Pick user experience metrics that match business goals but stay useful for technical teams. Customer satisfaction scores, task completion rates, and user engagement provide business context for technical optimization efforts.
Future-ready strategies
Technology keeps evolving, so your performance strategies need to evolve too. Edge computing, 5G, and serverless will change how applications deliver user experiences.
Applications are also getting more distributed and depend more on third-party services. Your monitoring needs to keep up with this complexity. The Internet stack will only get more complicated.
When planning to scale, think about geographic expansion and service diversification, not just adding capacity. As organizations grow globally, their monitoring strategies must provide consistent visibility across all markets and user populations.
GlobalShopR moved from reactive troubleshooting to proactive optimization. This took investment in better monitoring tools, skilled people, and streamlined processes. Poor performance would cost them more in abandoned carts and lost revenue than they spent on monitoring.
Last thoughts
Your dashboards and user experience are drifting further apart. Traditional monitoring gets worse as applications spread out and dependencies pile up. The organizations that succeed monitor from the user's perspective, not the server's perspective.
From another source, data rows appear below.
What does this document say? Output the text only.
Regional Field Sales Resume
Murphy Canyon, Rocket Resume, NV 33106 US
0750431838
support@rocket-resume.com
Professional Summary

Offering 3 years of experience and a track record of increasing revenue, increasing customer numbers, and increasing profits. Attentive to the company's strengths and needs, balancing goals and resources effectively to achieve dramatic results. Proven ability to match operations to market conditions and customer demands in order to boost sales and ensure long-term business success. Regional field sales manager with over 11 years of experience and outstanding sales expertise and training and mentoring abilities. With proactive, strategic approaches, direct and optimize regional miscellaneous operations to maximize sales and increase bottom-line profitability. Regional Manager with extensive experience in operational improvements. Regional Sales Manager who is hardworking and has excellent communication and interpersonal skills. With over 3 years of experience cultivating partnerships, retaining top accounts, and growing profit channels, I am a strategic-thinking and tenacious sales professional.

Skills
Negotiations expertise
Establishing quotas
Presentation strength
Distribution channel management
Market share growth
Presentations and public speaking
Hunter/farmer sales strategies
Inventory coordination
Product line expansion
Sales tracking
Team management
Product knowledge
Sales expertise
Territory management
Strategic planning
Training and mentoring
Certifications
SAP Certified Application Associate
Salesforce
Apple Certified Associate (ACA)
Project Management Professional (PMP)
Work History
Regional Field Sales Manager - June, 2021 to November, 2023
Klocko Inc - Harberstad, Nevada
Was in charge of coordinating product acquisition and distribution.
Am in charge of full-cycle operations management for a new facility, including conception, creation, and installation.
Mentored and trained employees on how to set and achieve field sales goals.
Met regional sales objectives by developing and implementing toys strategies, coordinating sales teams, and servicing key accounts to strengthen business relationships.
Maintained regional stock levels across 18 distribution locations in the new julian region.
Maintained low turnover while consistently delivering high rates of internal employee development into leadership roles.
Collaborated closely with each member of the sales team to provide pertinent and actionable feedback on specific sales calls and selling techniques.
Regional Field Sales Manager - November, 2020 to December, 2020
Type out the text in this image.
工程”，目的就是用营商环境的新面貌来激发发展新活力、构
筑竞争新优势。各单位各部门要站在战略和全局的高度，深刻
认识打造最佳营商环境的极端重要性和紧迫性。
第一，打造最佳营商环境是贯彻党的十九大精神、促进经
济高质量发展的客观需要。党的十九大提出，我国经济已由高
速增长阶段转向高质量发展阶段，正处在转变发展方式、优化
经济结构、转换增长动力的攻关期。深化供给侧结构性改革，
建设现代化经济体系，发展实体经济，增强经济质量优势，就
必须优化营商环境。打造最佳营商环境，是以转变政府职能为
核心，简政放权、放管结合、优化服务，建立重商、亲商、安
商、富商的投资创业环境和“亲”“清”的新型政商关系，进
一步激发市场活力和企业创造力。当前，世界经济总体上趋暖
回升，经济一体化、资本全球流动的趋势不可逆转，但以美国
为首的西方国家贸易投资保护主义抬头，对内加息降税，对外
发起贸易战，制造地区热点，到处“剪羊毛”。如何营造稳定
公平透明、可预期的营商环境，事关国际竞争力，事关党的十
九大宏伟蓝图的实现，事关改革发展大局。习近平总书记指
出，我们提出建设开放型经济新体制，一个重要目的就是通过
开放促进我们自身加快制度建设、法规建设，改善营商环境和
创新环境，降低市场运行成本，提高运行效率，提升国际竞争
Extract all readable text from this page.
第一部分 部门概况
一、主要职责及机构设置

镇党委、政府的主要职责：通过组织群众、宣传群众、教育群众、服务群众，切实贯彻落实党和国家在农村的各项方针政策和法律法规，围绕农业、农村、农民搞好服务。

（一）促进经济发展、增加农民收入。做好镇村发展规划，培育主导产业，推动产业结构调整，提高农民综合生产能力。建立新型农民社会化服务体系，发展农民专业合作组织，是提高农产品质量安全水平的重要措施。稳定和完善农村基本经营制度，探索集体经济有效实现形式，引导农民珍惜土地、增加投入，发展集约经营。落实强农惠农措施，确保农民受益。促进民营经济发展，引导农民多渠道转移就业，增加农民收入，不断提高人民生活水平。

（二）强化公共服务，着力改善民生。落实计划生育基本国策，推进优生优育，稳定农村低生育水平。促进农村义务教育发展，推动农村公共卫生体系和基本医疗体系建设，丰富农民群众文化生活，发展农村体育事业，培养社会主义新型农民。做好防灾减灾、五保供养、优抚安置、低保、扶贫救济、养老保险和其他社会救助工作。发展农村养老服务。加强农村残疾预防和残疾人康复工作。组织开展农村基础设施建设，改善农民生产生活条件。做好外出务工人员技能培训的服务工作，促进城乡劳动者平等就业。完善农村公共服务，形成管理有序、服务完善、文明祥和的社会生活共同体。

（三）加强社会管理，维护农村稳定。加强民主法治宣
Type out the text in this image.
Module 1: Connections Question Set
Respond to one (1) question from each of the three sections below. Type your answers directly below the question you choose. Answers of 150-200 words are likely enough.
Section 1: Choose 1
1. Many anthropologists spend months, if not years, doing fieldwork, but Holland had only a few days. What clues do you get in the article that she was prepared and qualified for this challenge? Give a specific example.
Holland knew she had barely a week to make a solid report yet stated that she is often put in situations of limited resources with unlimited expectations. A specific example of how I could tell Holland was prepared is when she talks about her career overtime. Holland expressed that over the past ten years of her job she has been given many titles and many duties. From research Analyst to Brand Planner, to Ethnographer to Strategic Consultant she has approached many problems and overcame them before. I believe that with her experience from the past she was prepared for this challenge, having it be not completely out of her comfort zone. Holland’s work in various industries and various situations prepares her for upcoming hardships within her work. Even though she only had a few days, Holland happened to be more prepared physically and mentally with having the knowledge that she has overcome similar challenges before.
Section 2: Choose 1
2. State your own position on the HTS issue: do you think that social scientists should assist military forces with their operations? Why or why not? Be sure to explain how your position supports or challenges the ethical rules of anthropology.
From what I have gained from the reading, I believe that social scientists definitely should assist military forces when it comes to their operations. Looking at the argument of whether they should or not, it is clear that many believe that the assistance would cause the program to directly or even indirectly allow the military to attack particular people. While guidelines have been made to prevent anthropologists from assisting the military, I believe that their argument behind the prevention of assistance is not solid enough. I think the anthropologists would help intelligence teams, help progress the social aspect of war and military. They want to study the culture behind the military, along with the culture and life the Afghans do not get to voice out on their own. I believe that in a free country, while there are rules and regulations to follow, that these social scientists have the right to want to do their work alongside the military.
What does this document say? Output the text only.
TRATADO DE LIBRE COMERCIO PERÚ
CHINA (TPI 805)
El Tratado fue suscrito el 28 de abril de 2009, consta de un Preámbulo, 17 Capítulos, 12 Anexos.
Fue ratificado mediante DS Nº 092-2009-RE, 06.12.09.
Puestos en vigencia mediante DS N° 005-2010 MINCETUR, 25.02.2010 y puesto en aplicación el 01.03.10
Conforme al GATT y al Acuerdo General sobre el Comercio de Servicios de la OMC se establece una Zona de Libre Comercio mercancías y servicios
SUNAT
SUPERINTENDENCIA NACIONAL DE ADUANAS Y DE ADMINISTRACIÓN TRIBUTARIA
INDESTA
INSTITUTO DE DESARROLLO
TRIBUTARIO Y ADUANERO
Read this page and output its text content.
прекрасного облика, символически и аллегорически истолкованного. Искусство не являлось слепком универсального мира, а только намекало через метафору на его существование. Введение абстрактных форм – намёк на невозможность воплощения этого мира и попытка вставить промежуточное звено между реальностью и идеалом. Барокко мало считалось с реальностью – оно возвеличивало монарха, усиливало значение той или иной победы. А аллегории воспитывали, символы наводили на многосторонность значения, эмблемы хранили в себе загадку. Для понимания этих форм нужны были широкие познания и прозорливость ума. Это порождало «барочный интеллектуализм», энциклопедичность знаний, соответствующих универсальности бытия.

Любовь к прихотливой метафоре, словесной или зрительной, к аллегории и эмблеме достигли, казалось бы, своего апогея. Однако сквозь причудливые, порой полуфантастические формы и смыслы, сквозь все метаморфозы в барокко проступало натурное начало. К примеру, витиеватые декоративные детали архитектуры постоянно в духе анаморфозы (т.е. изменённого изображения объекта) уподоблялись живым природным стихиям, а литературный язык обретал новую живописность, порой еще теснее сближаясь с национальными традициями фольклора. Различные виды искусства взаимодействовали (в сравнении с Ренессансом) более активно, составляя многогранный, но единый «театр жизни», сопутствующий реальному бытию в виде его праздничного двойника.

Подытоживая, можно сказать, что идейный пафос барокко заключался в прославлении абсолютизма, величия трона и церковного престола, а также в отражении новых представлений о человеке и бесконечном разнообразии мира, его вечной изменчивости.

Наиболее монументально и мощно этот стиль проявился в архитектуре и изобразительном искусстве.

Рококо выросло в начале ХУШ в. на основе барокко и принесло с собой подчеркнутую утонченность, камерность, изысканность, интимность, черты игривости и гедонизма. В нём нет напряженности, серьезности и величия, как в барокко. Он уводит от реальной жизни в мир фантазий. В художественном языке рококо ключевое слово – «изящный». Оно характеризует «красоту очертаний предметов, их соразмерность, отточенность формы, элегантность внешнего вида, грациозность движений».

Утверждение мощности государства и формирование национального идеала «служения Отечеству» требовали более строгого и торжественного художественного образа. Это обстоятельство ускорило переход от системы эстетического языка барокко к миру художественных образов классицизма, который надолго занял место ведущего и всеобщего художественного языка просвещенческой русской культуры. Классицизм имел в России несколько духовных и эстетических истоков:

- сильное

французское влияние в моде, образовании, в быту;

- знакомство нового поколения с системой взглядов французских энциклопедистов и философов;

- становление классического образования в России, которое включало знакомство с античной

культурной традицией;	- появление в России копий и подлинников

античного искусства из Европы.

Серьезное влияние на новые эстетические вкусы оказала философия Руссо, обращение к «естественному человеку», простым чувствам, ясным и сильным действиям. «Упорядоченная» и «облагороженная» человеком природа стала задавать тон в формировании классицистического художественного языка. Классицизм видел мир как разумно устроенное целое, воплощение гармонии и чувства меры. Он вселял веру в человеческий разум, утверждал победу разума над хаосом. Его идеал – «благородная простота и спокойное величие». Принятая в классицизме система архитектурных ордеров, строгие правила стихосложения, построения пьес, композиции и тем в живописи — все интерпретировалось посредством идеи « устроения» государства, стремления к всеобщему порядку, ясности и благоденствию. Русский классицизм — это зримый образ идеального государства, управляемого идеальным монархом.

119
Watch the complete user journey through the Internet stack. Understand external dependencies. Connect performance to business results.
Investing in Internet performance monitoring pays off quickly. Better visibility means faster problem resolution, better user experience, and more revenue. Start small. This approach won't solve everything overnight, but it's a solid starting point. Pick one critical user journey and monitor it from multiple external vantage points. Measure the business impact. Then expand from there. Most teams find this approach gives them the visibility they've been missing.